Depuis des générations, les astronomes ont passé des soirées solitaires dans des observatoires éloignés au sommet d’une montagne à observer les étoiles et les planètes alors qu’elles tourbillonnaient au-dessus de leur tête. L’astronomie d’aujourd’hui, cependant, est menée à une échelle plus massive : d’énormes réseaux de récepteurs transmettent continuellement des signaux à des superordinateurs gourmands en énergie, et des engins spatiaux de plusieurs milliards de dollars prennent des années à construire et des tonnes de carburant pour fusée à lancer. Les observatoires au sol de nouvelle génération seront énormes, comme l’Extremely Large Telescope, qui éclipsera la taille du Colisée de Rome lorsqu’il sera achevé en 2024.
Aujourd’hui, certains chercheurs réfléchissent à l’empreinte carbone de l’astronomie moderne et se rendent compte qu’ils devraient, comme tout le monde, envisager d’autres façons de faire des affaires afin de contrôler les émissions qui contribuent au réchauffement climatique. Cela pourrait inclure le passage à l’énergie solaire, ce qui est logique pour les observatoires en Australie ou au Chili, où il y a un ciel clair et beaucoup de soleil. Ou cela pourrait signifier trouver d’autres moyens de conserver l’énergie.
« Nous en sommes au point où nous devons faire de la science à l’échelle industrielle », déclare Adriaan Schutte, responsable du programme Square Kilometre Array, un système lié de deux radiotélescopes en construction en Afrique du Sud et en Australie, qui comprendra conjointement plusieurs milliers de récepteurs individuels. « Si vous voulez découvrir quelque chose, vous n’allez pas le faire simplement avec votre télescope dans le jardin », explique Schutte. « Nous utilisons de l’énergie à l’échelle industrielle, et vous devez planifier à l’avance votre augmentation de CO2 émissions.

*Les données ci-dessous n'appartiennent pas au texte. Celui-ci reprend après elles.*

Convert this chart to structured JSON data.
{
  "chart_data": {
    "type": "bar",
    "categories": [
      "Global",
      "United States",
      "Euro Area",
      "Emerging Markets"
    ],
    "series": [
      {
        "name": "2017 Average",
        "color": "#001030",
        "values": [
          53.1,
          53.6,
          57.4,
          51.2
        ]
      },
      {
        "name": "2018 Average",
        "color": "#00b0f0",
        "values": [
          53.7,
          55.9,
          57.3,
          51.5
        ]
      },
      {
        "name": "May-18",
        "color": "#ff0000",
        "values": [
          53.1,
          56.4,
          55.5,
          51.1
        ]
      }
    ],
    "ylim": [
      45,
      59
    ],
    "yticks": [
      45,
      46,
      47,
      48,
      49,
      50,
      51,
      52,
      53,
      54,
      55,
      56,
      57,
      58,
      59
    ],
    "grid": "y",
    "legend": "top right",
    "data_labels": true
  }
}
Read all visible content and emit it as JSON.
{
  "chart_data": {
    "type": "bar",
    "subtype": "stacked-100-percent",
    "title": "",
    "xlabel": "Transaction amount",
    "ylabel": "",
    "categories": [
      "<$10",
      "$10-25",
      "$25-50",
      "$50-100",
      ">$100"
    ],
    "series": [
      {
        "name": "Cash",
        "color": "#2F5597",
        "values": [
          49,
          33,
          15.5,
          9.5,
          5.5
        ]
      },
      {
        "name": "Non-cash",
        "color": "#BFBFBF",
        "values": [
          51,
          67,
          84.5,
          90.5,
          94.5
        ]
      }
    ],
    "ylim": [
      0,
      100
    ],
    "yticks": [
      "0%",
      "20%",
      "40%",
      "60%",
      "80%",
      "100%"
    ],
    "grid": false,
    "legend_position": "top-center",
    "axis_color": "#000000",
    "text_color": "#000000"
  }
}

Aujourd’hui dans la revue Astronomie naturelle, un groupe d’astronomes européens a publié une estimation de l’empreinte carbone mondiale de toute l’astronomie moderne, y compris les observatoires terrestres et spatiaux. Ils calculent que l’énergie utilisée pour construire et entretenir l’infrastructure existante est égale à 1,2 million de tonnes métriques de dioxyde de carbone par an, et une empreinte globale à vie de 20,3 millions de tonnes métriques. Ce chiffre plus élevé équivaut aux émissions annuelles de cinq centrales électriques au charbon, selon le calculateur d’équivalences de gaz à effet de serre de l’Agence de protection de l’environnement.
Par exemple, le nouveau télescope spatial James Webb de 9,8 milliards de dollars de la NASA, qui a été lancé en décembre et renverra ses premières images sur Terre cet été, aura une empreinte carbone de 300 000 tonnes métriques de CO2, selon la nouvelle étude. Cela équivaut à brûler 1 655 wagons de charbon, en utilisant le même calculateur EPA. Le Very Large Telescope, basé à Paranal, au Chili, a une empreinte carbone estimée à 540 000 tonnes de CO2 au cours de sa durée de vie de 21 ans, selon l’étude.
Certains pourraient se demander pourquoi les astronomes s’inquiéteraient de la taille de leur empreinte carbone alors que d’autres industries sont bien pires. Annie Hughes, co-auteur de l’article et astronome à l’Institut de recherche d’astrophysique et de planétologie (IRAP) de France, déclare qu’il est important que les scientifiques donnent l’exemple. « L’humanité est confrontée à une urgence climatique », a déclaré Hughes lors d’une téléconférence de presse le 17 mars. « Les preuves scientifiques sont sans équivoque que les activités humaines sont responsables de la modification du climat de la Terre. Et les preuves scientifiques sont tout aussi claires que nous devons profondément changer nos activités au cours de la prochaine décennie. Alors face à une telle urgence, moi et les auteurs de cet article pensons que chacun doit agir maintenant pour réduire ses émissions de carbone personnelles et professionnelles. Cela inclut les astronomes, comme tout le monde.